Scalia is dead, but the reactionary ideology that he championed in his position of great power, is thriving.

By that he meant that it must be interpreted, now and in the future, in the fixed meaning at the time it was originally drafted.
That is such nonsense. Most of the Constitution is the result of compromises agreed to so that the thing would get signed and ratified. If they thought it was perfect and permanent, why did they create the loophole for amendments? To agree it is meant to last for all time is to say that black slavery should never have been ended and women should never have been given the vote (both positions that Scalia and the GOP are still wishing was true). By their reasoning, the 2nd Amendment should allow one smooth bore musket per household for the sole purpose being called up for the local militia. That was the original intent. If the Constitution should never be changed from the "Founding Father's" intent, no hand guns, no conceal and carry, no automatic weapons. Conveniently it has always only been dead where it fits their cock-eyed world view and alive to re-interpretation where it suits their needs. But wait! Amendments should not be allowed since the meaning was fixed with the original drafted document, therefore their stance should be that there are no 2nd Amendment rights to bear arms.

It continues to gall me that, even with appropriate respect for the recently deceased and all, we are treated to all the rhetoric about the brilliant judge that was A. Scalia. What nonsense! He was an awful Supreme Court Justice.
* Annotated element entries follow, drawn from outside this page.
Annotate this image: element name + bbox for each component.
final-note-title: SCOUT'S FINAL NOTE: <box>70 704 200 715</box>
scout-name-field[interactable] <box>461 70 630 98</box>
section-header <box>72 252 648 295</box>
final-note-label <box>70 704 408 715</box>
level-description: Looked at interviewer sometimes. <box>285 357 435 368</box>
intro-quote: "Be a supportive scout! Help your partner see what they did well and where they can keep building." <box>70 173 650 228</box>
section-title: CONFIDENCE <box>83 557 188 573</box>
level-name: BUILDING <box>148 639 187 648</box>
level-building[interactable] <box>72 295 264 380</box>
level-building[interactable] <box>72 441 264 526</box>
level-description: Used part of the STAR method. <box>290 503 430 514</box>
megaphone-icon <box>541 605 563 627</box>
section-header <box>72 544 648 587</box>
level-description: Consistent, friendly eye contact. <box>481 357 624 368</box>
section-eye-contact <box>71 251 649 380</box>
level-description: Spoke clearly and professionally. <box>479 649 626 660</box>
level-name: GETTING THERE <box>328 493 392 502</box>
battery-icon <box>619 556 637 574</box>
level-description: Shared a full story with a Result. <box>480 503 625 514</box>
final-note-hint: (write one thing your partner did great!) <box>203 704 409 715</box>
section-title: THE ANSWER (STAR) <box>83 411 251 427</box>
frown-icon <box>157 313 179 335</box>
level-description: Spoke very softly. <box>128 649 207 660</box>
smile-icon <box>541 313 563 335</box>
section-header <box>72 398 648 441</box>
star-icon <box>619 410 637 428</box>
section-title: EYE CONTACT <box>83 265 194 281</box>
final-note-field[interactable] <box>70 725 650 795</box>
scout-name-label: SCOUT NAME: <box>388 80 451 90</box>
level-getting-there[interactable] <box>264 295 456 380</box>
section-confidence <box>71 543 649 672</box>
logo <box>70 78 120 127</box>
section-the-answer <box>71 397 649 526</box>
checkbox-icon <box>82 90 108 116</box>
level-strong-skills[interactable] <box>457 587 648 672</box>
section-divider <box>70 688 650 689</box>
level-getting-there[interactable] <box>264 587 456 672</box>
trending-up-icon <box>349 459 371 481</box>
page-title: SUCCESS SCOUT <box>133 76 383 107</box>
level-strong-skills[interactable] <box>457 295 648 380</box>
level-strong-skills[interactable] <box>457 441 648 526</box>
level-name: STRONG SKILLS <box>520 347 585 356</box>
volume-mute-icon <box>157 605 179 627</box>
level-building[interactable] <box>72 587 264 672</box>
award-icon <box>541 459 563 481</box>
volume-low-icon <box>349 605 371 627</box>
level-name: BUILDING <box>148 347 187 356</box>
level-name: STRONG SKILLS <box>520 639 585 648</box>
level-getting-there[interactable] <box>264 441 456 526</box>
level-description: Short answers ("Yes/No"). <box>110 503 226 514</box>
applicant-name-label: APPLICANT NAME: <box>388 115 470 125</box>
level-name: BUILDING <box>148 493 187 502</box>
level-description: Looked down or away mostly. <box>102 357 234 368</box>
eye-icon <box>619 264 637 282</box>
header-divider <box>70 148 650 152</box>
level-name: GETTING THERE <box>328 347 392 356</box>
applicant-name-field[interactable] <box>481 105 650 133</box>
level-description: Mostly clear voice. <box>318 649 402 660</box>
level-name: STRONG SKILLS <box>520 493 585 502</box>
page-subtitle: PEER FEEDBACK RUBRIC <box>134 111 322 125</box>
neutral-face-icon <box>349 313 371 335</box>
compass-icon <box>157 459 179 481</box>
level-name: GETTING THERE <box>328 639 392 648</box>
Finally an article came to my attention that called “a spade a spade”:
Scalia Looking Back]

Scalia Looking Back]
Thanks Paineman, I took the liberty of taking key quotes from that linked article, in order to form:
A Eulogy for Justice Antonin Scalia
(If Eulogies told the Truth)
Supreme Court Justice Antonin Scalia “…devoted his professional life to making the United States a less fair, less tolerant, and less admirable democracy… Belligerent with his colleagues, dismissive of his critics, nostalgic for a world where outsiders knew their place and stayed there…His revulsion toward homosexuality, a touchstone of his world view, appeared straight out of his sheltered, nineteen-forties boyhood… He pioneered “originalism,” a theory holding that the Constitution should be interpreted in line with the beliefs of the white men, many of them slave owners, who ratified it in the late eighteenth century…Scalia spent thousands of words plumbing the psyches of the Framers ((of the Constitution), to conclude (wrongly, as John Paul Stevens pointed out in his dissent) that they had meant that individuals, not just members of “well-regulated" state militias, had the right to own handguns…he lunged at opportunities to overrule the work of Presidents and of legislators, especially Democrats. Scalia helped gut the Voting Rights Act, overturn McCain-Feingold and other campaign-finance rules, and, in his last official act, block President Obama’s climate-change regulations. Scalia’s reputation, like the Supreme Court’s, is also stained by his role in the majority in Bush v. Gore. His oft-repeated advice to critics of the decision was ‘Get over it.’ Not long ago, Scalia told an interviewer that he had cancelled his subscription to the Washington Post and received his news from the Wall Street Journal, the Washington Times (owned by the Reverend Sun Myung Moon’s Unification Church), and conservative talk radio. In this, as in his jurisprudence, he showed that he lived within the sealed bubble of contemporary conservative thought…Scalia “wanted the world to be in uniform and at a sort of moral attention forever."